En 2015, la firma agregó más productos a su catálogo y también ofrece una adaptación de la luminaria para iluminación pública; para este uso, tanto los paneles solares como las baterías y la luz led tienen más potencia. Por su parte, al foco doméstico se le agregó un cable y un puerto USB para recargar un celular.

“En 2016, ganamos el primer lugar del Premio de Innovación Sustentable, organizado por Walmart, la Universidad Iberoamericana y Socialab: [un apoyo] económico en pesos. Después organizamos una campaña de crowdfunding en Fondeadora y, en mayo de 2017, ganamos un premio en especie por parte de la incubadora Re-Diseña, de Media Lab, que nos permitió obtener certificaciones para la instalación de paneles solares autónomos e interconectados para vivienda e industria, lo cual nos facilita abrir nuevas líneas de negocio”, comenta Nicte-ha Venegas, quien cofundó la empresa junto con su hermano Moisés Venegas Samperio, ingeniero en Mecánica Agrícola por la Universidad Autónoma de Chapingo y que tiene una maestría en Hidrociencias por el Colegio de Postgraduados Campus Montecillo. Moisés es el creativo e inventor de la sociedad. Ambos son originarios de Texcoco, Estado de México.

Nicte-ha enfatiza que la invención principal de Aselus es la estructura del dispositivo, que aprovecha materiales que son considerados como desecho, así como la autonomía, funcionalidad, larga vida útil y la sensibilidad de apoyar a un segmento de la población que no ha podido ser atendido por diferentes factores. Nuestro país es uno de los mayores consumidores de agua embotellada: al año se generan cerca de 800 mil toneladas de PET y sólo el 15% es reciclado.

Los hermanos fueron parte de los 40 finalistas del Cleantech Challenge 2017, un concurso de proyectos verdes organizado por GreenMomentum.

Los planes

Nicte-ha Venegas indica que, independientemente del concurso Cleantech Challenge, planean continuar con el proyecto y escalar la empresa a nivel nacional e internacional. Por ahora, cuentan con los prototipos beta de las luminarias domésticas y públicas y pronto probarán los productos en diversos lugares, tanto en viviendas como en sitios públicos.

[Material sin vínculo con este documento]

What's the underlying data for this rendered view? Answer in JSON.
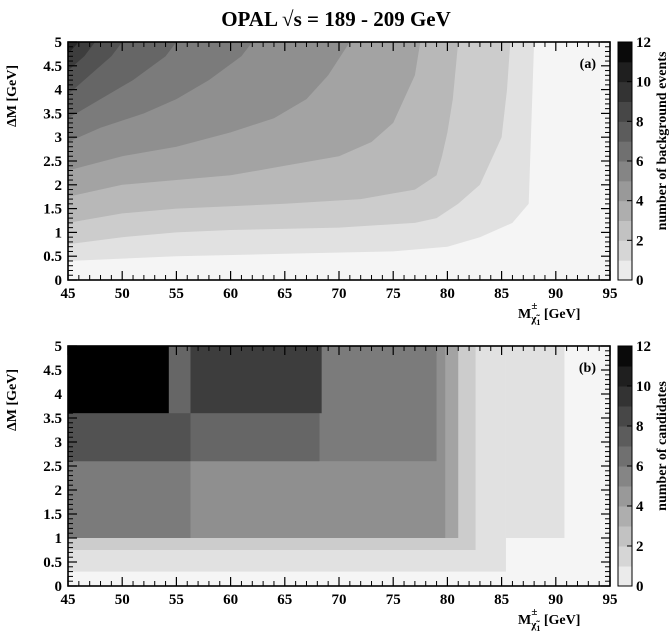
{
  "chart_data": [
    {
      "type": "heatmap",
      "title": "OPAL √s = 189 - 209 GeV",
      "panel_label": "(a)",
      "xlabel": "M",
      "xlabel_sub": "χ̃",
      "xlabel_sub2": "1",
      "xlabel_sup": "±",
      "xlabel_unit": "[GeV]",
      "ylabel": "ΔM [GeV]",
      "zlabel": "number of background events",
      "xlim": [
        45,
        95
      ],
      "ylim": [
        0,
        5
      ],
      "zlim": [
        0,
        12
      ],
      "x_ticks": [
        "45",
        "50",
        "55",
        "60",
        "65",
        "70",
        "75",
        "80",
        "85",
        "90",
        "95"
      ],
      "y_ticks": [
        "0",
        "0.5",
        "1",
        "1.5",
        "2",
        "2.5",
        "3",
        "3.5",
        "4",
        "4.5",
        "5"
      ],
      "z_ticks": [
        "0",
        "2",
        "4",
        "6",
        "8",
        "10",
        "12"
      ],
      "contours": [
        {
          "level": 1,
          "boundary": [
            [
              45,
              0.4
            ],
            [
              55,
              0.5
            ],
            [
              65,
              0.55
            ],
            [
              75,
              0.6
            ],
            [
              80,
              0.7
            ],
            [
              83,
              0.9
            ],
            [
              86,
              1.2
            ],
            [
              87.5,
              1.6
            ],
            [
              88,
              5
            ]
          ]
        },
        {
          "level": 2,
          "boundary": [
            [
              45,
              0.75
            ],
            [
              50,
              0.9
            ],
            [
              55,
              1.0
            ],
            [
              60,
              1.05
            ],
            [
              70,
              1.1
            ],
            [
              77,
              1.2
            ],
            [
              79,
              1.3
            ],
            [
              81,
              1.6
            ],
            [
              83,
              2.0
            ],
            [
              84,
              2.5
            ],
            [
              85,
              3.0
            ],
            [
              85.5,
              4.0
            ],
            [
              85.8,
              5
            ]
          ]
        },
        {
          "level": 3,
          "boundary": [
            [
              45,
              1.2
            ],
            [
              50,
              1.4
            ],
            [
              55,
              1.5
            ],
            [
              60,
              1.55
            ],
            [
              65,
              1.6
            ],
            [
              72,
              1.7
            ],
            [
              77,
              1.9
            ],
            [
              79,
              2.2
            ],
            [
              79.5,
              2.6
            ],
            [
              80,
              3.1
            ],
            [
              80.5,
              3.8
            ],
            [
              81,
              5
            ]
          ]
        },
        {
          "level": 4,
          "boundary": [
            [
              45,
              1.75
            ],
            [
              50,
              2.0
            ],
            [
              55,
              2.1
            ],
            [
              60,
              2.2
            ],
            [
              65,
              2.4
            ],
            [
              70,
              2.6
            ],
            [
              73,
              2.9
            ],
            [
              75,
              3.3
            ],
            [
              76,
              3.8
            ],
            [
              77,
              4.3
            ],
            [
              77.5,
              5
            ]
          ]
        },
        {
          "level": 5,
          "boundary": [
            [
              45,
              2.3
            ],
            [
              50,
              2.6
            ],
            [
              55,
              2.8
            ],
            [
              60,
              3.1
            ],
            [
              64,
              3.4
            ],
            [
              67,
              3.8
            ],
            [
              69,
              4.3
            ],
            [
              71,
              5
            ]
          ]
        },
        {
          "level": 6,
          "boundary": [
            [
              45,
              2.9
            ],
            [
              48,
              3.2
            ],
            [
              52,
              3.5
            ],
            [
              55,
              3.8
            ],
            [
              58,
              4.2
            ],
            [
              61,
              4.7
            ],
            [
              62,
              5
            ]
          ]
        },
        {
          "level": 7,
          "boundary": [
            [
              45,
              3.4
            ],
            [
              48,
              3.8
            ],
            [
              51,
              4.2
            ],
            [
              54,
              4.7
            ],
            [
              55,
              5
            ]
          ]
        },
        {
          "level": 8,
          "boundary": [
            [
              45,
              3.9
            ],
            [
              47,
              4.3
            ],
            [
              49,
              4.7
            ],
            [
              50,
              5
            ]
          ]
        },
        {
          "level": 9,
          "boundary": [
            [
              45,
              4.4
            ],
            [
              46.5,
              4.7
            ],
            [
              47.5,
              5
            ]
          ]
        },
        {
          "level": 10,
          "boundary": [
            [
              45,
              4.75
            ],
            [
              46,
              5
            ]
          ]
        }
      ]
    },
    {
      "type": "heatmap",
      "panel_label": "(b)",
      "xlabel": "M",
      "xlabel_sub": "χ̃",
      "xlabel_sub2": "1",
      "xlabel_sup": "±",
      "xlabel_unit": "[GeV]",
      "ylabel": "ΔM [GeV]",
      "zlabel": "number of candidates",
      "xlim": [
        45,
        95
      ],
      "ylim": [
        0,
        5
      ],
      "zlim": [
        0,
        12
      ],
      "x_ticks": [
        "45",
        "50",
        "55",
        "60",
        "65",
        "70",
        "75",
        "80",
        "85",
        "90",
        "95"
      ],
      "y_ticks": [
        "0",
        "0.5",
        "1",
        "1.5",
        "2",
        "2.5",
        "3",
        "3.5",
        "4",
        "4.5",
        "5"
      ],
      "z_ticks": [
        "0",
        "2",
        "4",
        "6",
        "8",
        "10",
        "12"
      ],
      "cells": [
        {
          "x": [
            90.8,
            95
          ],
          "y": [
            0,
            5
          ],
          "v": 0
        },
        {
          "x": [
            85.4,
            90.8
          ],
          "y": [
            0,
            5
          ],
          "v": 0
        },
        {
          "x": [
            85.4,
            90.8
          ],
          "y": [
            1.0,
            5
          ],
          "v": 1
        },
        {
          "x": [
            45,
            85.4
          ],
          "y": [
            0,
            0.3
          ],
          "v": 0
        },
        {
          "x": [
            45,
            85.4
          ],
          "y": [
            0.3,
            5
          ],
          "v": 1
        },
        {
          "x": [
            45,
            82.6
          ],
          "y": [
            0.75,
            5
          ],
          "v": 2
        },
        {
          "x": [
            45,
            81.0
          ],
          "y": [
            1.0,
            5
          ],
          "v": 4
        },
        {
          "x": [
            45,
            79.8
          ],
          "y": [
            1.0,
            5
          ],
          "v": 5
        },
        {
          "x": [
            45,
            56.3
          ],
          "y": [
            1.0,
            2.6
          ],
          "v": 6
        },
        {
          "x": [
            45,
            79.0
          ],
          "y": [
            2.6,
            5
          ],
          "v": 6
        },
        {
          "x": [
            45,
            68.2
          ],
          "y": [
            2.6,
            5
          ],
          "v": 7
        },
        {
          "x": [
            45,
            56.3
          ],
          "y": [
            2.6,
            3.6
          ],
          "v": 8
        },
        {
          "x": [
            56.3,
            68.4
          ],
          "y": [
            3.6,
            5
          ],
          "v": 9
        },
        {
          "x": [
            45,
            54.3
          ],
          "y": [
            3.6,
            5
          ],
          "v": 12
        }
      ]
    }
  ]
}
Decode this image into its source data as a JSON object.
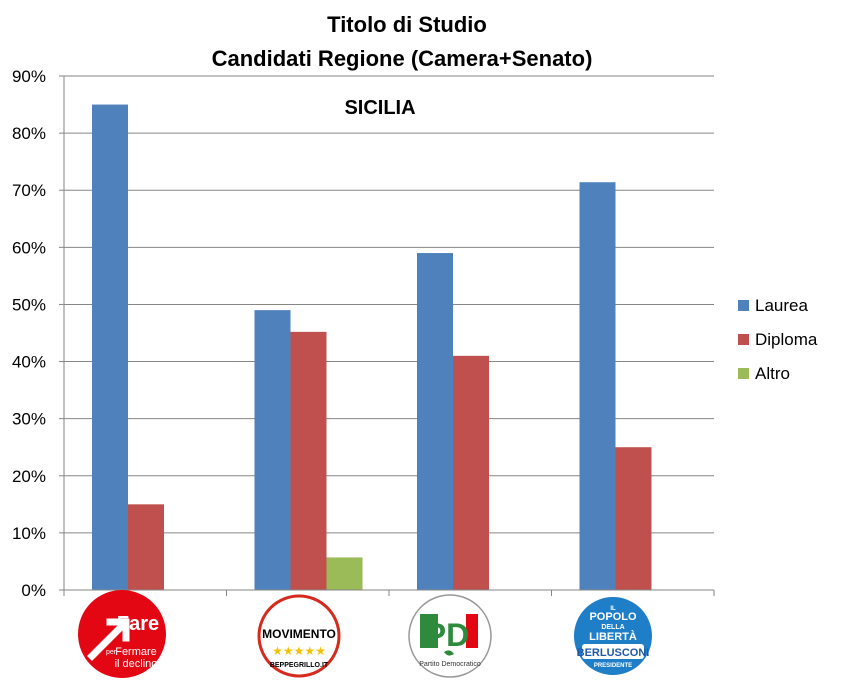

Aselus asegura que tiene hoy la capacidad para fabricar y ensamblar volumen a mediana escala y están en busca de socios industriales e inversionistas para escalar este proyecto y atender otras propuestas.

“Gracias a los concursos, hemos generado alianzas con otras empresas y estamos buscando una inversión importante para hacer crecer el proyecto y hacer llegar las luminarias a mucha gente en México y otros países de Sudamérica y África, donde las condiciones de pobreza económica y energética son factores limitantes para el desarrollo social”, concluye Nicte-ha, quien funge hoy como directora de Aselus.